Like when we are falling in love, when we are seeking to be more creative and generate innovative solutions to vexing business, customer or technological challenges, we often find ourselves attracted to moments that all of a sudden spark our imagination. The lightbulb goes on and we begin to ponder the implications - sometimes rapidly, sometimes methodically. Our heart starts to race toward a destination and usually unknown path that signals excitement and anticipation. The adrenalin from the spark of a good idea starts our creative juices flowing. I call this the "spark at first sight phase," the moment when an idea, thought, or aha! has us lovestruck and our minds, hearts, and even our bodies feel that tingly sensation that say we are on to something - we're stimulated and we crave more.
Many of the creative and innovative people whom I have worked describe this lovestruck period as a mixed blessing. On the one hand, when this "spark moment" occurs, we may lose our appetite, need less sleep, and prefer to spend hours at a time daydreaming about the idea or concept that has us acting head over heals in love. It's exciting and intoxicating.
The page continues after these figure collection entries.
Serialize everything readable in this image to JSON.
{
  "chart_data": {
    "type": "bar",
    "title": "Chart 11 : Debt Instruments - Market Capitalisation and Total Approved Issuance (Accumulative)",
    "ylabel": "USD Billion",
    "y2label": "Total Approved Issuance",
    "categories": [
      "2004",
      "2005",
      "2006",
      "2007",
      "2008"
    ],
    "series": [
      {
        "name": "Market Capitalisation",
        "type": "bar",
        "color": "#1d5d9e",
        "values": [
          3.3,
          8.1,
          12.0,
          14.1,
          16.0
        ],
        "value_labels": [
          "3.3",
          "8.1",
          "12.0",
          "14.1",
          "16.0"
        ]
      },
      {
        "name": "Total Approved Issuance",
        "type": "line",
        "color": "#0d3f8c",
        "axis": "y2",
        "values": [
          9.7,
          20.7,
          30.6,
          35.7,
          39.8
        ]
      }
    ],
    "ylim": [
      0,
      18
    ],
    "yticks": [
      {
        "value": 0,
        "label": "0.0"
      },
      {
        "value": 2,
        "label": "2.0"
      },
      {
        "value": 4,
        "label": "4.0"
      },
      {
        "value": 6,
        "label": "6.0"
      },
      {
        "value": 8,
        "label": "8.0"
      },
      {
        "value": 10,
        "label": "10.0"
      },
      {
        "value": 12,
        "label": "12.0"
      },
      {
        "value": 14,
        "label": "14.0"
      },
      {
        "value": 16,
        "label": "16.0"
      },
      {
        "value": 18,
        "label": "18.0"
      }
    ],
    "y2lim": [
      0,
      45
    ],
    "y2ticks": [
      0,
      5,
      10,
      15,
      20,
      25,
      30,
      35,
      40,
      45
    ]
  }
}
But like any new romance, we also need to be self-aware and not fall so deeply "in-love" with our ideas that we don't consider other possibilities and better solutions. It's important in the process of the aha moment to step back and question and say "hey what's really going on here?" Is this idea something I should stick with or not?" One of the best antidotes and ways to test that is to involve others in your ideation process.
While it is important to nurture the excitement and rush of a new and possibly game changing spark of an idea, it is equally important to exercise reason before you converge and stay forever wedded to your idea. I recommend that you consider these questions before walking down the aisle of investment and commercial launch: Is this spark or idea a top priority for you? Will it be desirable (unique, positive experience, solves a need) to others - your end user? Are you capable of developing it (adequate resources, technology, skill) and will it have a significant level of commercial success (profit, value, impact) when you implement it?
If the relationship between you and the idea is going to be innovative and sustainable, you have to be confident before you "commit." To be innovative it takes courage and it takes time to feel secure in fastening ourselves toward any one idea or another. Think of innovation as a sort of "dating process." You need to have multiple and different experiences where you have the chance to test your idea before you "tie the knot." So before you fall head over heals in love with your idea, be sure to ask, is this the "one?" Happy Valentine's Day.